Na Europa, especialmente na França, a sua incidência é superior a 8,0 casos para 100.000 habs/ano, acarretando graves problemas de morbidade e mortalidade.

No Brasil, é prevalente no nordeste, principalmente nos estados de Pernambuco e da Bahia. A sua incidência tem aumentado muito nas regiões Sudeste e Sul. Os estados de São Paulo, Rio de Janeiro e Rio Grande do Sul tem demonstrado um aumento nas estatísticas.
 
Os extremos de idade também têm mostrado um aumento na incidência do tumor, provavelmente pelo aumento da expectativa de vida e porque houve um incremento no tabagismo, principalmente no Rio Grande do Sul.
 
Porto Alegre teve as maiores taxas de consumo do tabaco, comparada com as outras capitais, nas últimas estatísticas.
 
As co-morbidades mais importantes como fatores de riscos de câncer na cavidade oral sã a obesidade, diabetes mellitus, o papilomavírus (particularmente no pilar amigdaliano), além da exposição solar para o carcinoma de lábios, nos últimos dados.

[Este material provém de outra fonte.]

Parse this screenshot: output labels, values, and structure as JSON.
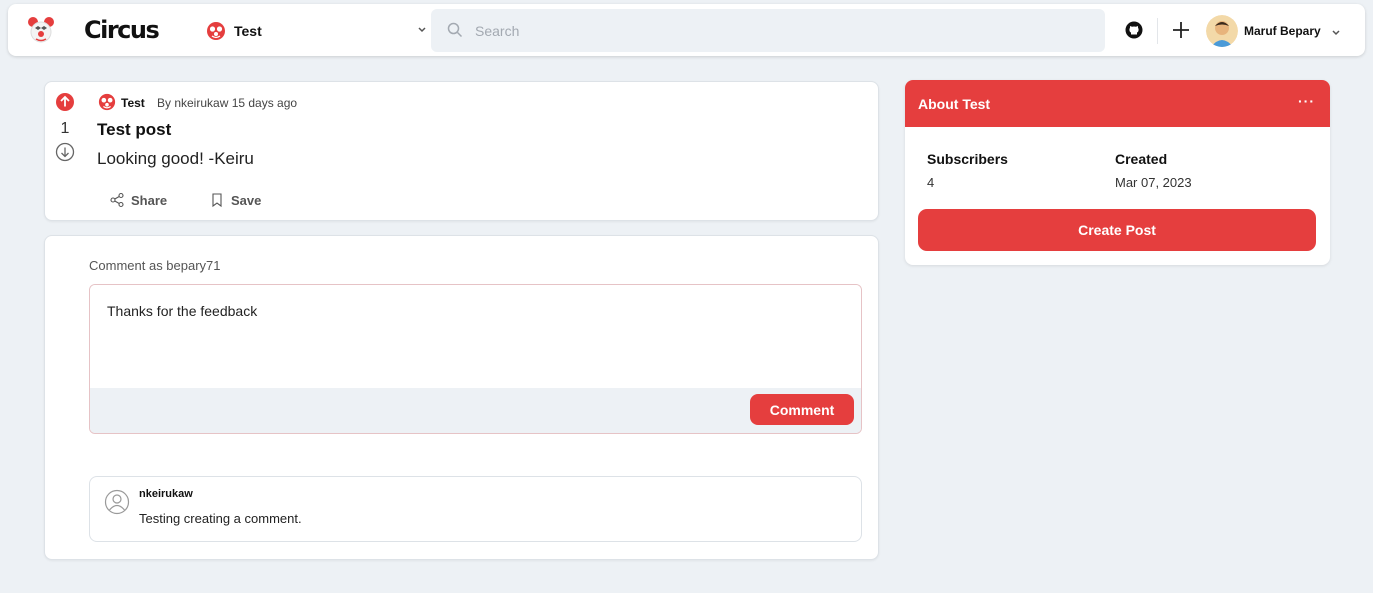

Sabe-se por inúmeras pesquisas científicas, que uma educação de conscientização contra o uso do tabaco e do álcool é a uma das melhores formas para diminuir a incidência dessa patologia, assim como a alimentação rica em vegetais, verduras, betacarotenos, frutas, carnes magras e menos gorduras polissaturadas.
 
Pelo potencial de morbidade e mortalidade do carcinoma de cabeça e pescoço, é importante a orientação de campanhas educativas sobre a manifestação da doença, as possibilidades de tratamento cirúrgico ou clínico e o seu prognóstico, não só relacionado ao local e a extensão da doença, bem como a associação com outras morbidades, faixa etária e o gênero (sexo).